There is no single answer that fits the generality of this question. However, there are specific answers that fit the special nuances common to an individual parent/child relationship.
Screen time can be detrimental to your child’s overall psychological health. When the CEO of Apple talks about using his phone too much and then turns to his company to create technology to monitor how much time is spent on the screen, we know a problem is present. That would be the equivalent of a CEO of a major beer company stating that not only is alcohol addicting, but that he or she spends to much time drinking his company’s product. Would you ever hear this? Probably not. However, screen time is just the newest argument in a long standing stream of problematic behaviors that touch upon virtual versus outside play, and each areas effect on healthy body, mind, and spiritual growth.
While there are no easy answers to this question, I would refer you to take account of your child’s strengths. What are his or her interests? Is he or she a book-worm or chomping at the bit to get out of the gate and run? Are they an introverted savant, or crave being an extraverted center of attention. It is from these dynamics of personality that you must engage your child, not from a one size fits all set of criteria that more often than not may be wrong when it comes to your child.

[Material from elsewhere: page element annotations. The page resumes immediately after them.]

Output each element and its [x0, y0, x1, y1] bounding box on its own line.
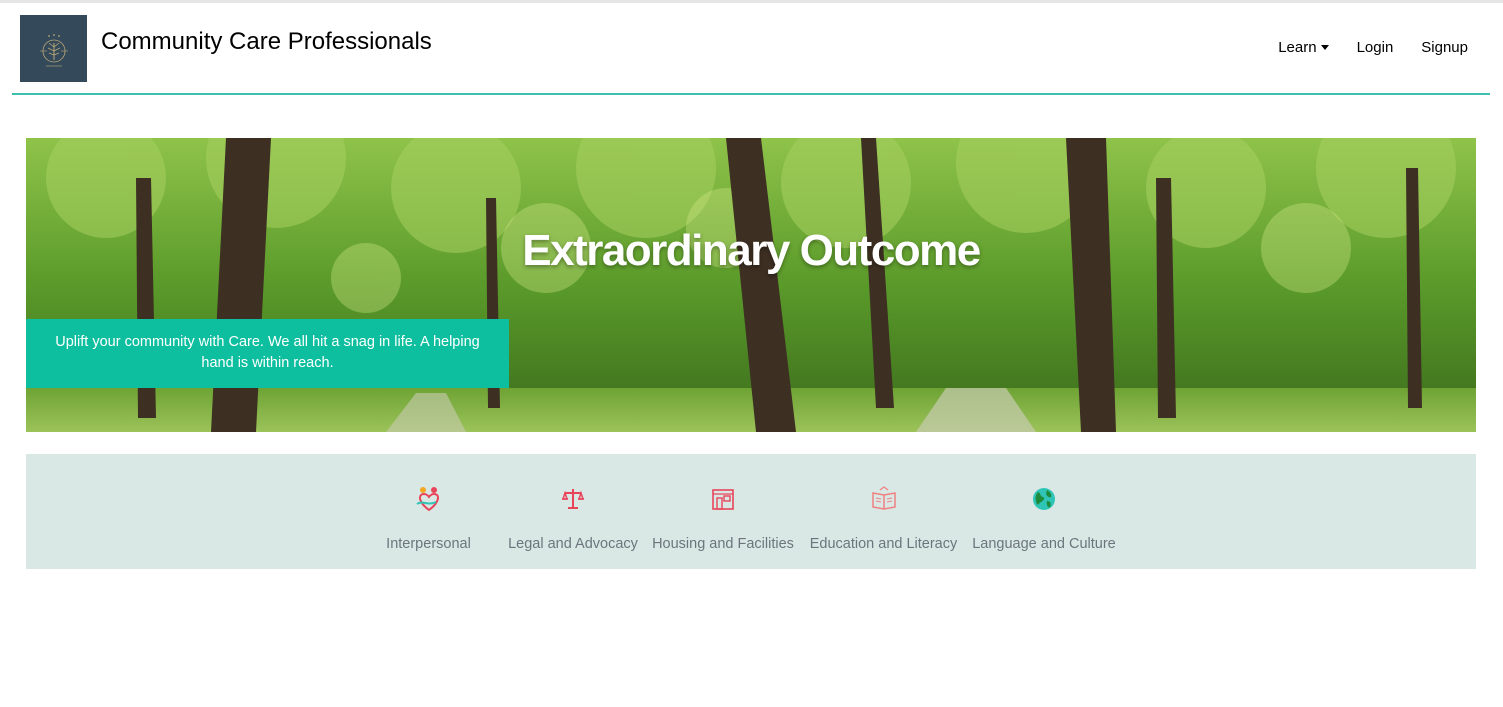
category-interpersonal[interactable]: Interpersonal: [376, 454, 481, 569]
category-label: Legal and Advocacy: [508, 536, 638, 552]
category-bar: Interpersonal Legal and Advocacy Housing…: [26, 454, 1476, 569]
caret-down-icon: [1320, 45, 1329, 50]
category-label: Language and Culture: [972, 536, 1116, 552]
brand-name[interactable]: Community Care Professionals: [101, 28, 432, 56]
brand-logo[interactable]: [20, 15, 87, 82]
hero-title: Extraordinary Outcome: [522, 226, 981, 275]
category-legal-advocacy[interactable]: Legal and Advocacy: [503, 454, 643, 569]
nav-login-link[interactable]: Login: [1357, 39, 1394, 56]
scales-icon: [561, 489, 585, 509]
navbar: Community Care Professionals Learn Login…: [12, 3, 1490, 95]
nav-learn-dropdown[interactable]: Learn: [1278, 39, 1329, 56]
tree-of-life-logo-icon: [39, 33, 68, 66]
category-label: Education and Literacy: [809, 536, 958, 552]
open-book-icon: [871, 486, 896, 510]
hero-tagline-banner: Uplift your community with Care. We all …: [26, 319, 509, 388]
nav-learn-label: Learn: [1278, 39, 1317, 56]
category-label: Housing and Facilities: [652, 536, 794, 552]
nav-signup-link[interactable]: Signup: [1421, 39, 1468, 56]
category-housing-facilities[interactable]: Housing and Facilities: [650, 454, 796, 569]
category-label: Interpersonal: [386, 536, 471, 552]
globe-icon: [1033, 488, 1055, 510]
people-heart-icon: [415, 487, 439, 512]
category-language-culture[interactable]: Language and Culture: [970, 454, 1118, 569]
house-icon: [712, 489, 734, 510]
hero-section: Extraordinary Outcome Uplift your commun…: [26, 138, 1476, 432]
nav-links: Learn Login Signup: [1250, 39, 1468, 56]
category-education-literacy[interactable]: Education and Literacy: [807, 454, 960, 569]
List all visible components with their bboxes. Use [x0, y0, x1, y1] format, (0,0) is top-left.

When parents and children stand at odds, most times it is simply a translation problem. Remember Will Smith’s Parent’s Just Don’t Understand? What don’t we understand? Well, in this day and age, we tend to judge areas of development socially, not individually. This is a byproduct of extreme amounts of time spent on social media, a social vice and outlet that is becoming even more prominent amongst the children of this generation. While this method of communication gives us great power to keep in touch, it is important to remember that what we are exposed to on social media is a primarily one sided, mostly egotistical portrayal of persona versus the stark reality of one’s personal life. While not necessarily intentional, people tend to put their best (face) forward versus showing the true nature of their hardships. This affects the perceptions of others, which makes individuals see only the heroic and non-complex aspects of a family dynamics. This ultimately causes a “Ward and June Cleaver” effect to take place. How then can “Al and Peg Bundy” of Married with Children ever complete with the Cleavers of Leave it to Beaver. They can’t… which in turn, affects the way we as parent’s perceive ourselves and our parenting capacity.
While this is problematic, there is one key component missing. Al and Peg loved their children, were there for them, stayed together through thick and thin, and somehow, at the end of the series, were successful in raising their children. Even though the series presented a very haphazard presentation of child rearing behaviors, the final outcome of having a positive parenting experience was present because Al and Peg as parents simply cared and were there for there children, engaged both in a manner that was accepting of their particular nuances, honored their strengths, and encouraged growth from their weaknesses.
So how do we raise children in this technologically addicted world?
- Listen – What do your children love. Amplify it. It is the source of their strengths.
- Observe – Watch them. They experiment with their own passions, and this becomes the source of their strengths and future love for learning.
- Visualize – See yourself engaging at their level. Foster your inner capacity to experiment again as a child. Help them identify areas of concern, and encourage them to engage areas of strength in a fun manner. If games are their thing, take them to a gaming center so they can interact while playing. Maybe even introduce them to Laser Tag, and get some physical activity in while playing a much needed game.
- Expose, Experiment, and Engage – Perhaps the biggest of lessons. Expose your children to new experiences. Foster their inner capacity to experiment with their environment, and engage life in a manner of encourages self-exploration.
LOVE them. It is a truly profound experience that will foster healthy growth for you and your child for years to come.
4 responses to “Practical Parenting: Raising a Child in Today’s Technologically Addicted World”
Very interesting post, thanks so much for sharing your wisdom and knowledge, I have a 14 years old that is glued as you say to the laptop and is hard to get him to do other things however I try as much as I can
Thank you for the comment. Part of the technology problem is the void children feel in interpersonal relations. You can see this amongst adults as well. An example, is a young couple sitting at dinner and being glued to their phones, instead of engaging with one another.
Part of the solution, get your children out and expose them to anything and everything you can. This is not only where they learn interesting new lessons, but also begin to develop passions as it relates to future areas of interest. Thank you for the reply.
Good advice thanks
technology is good thing, until we keep the balance!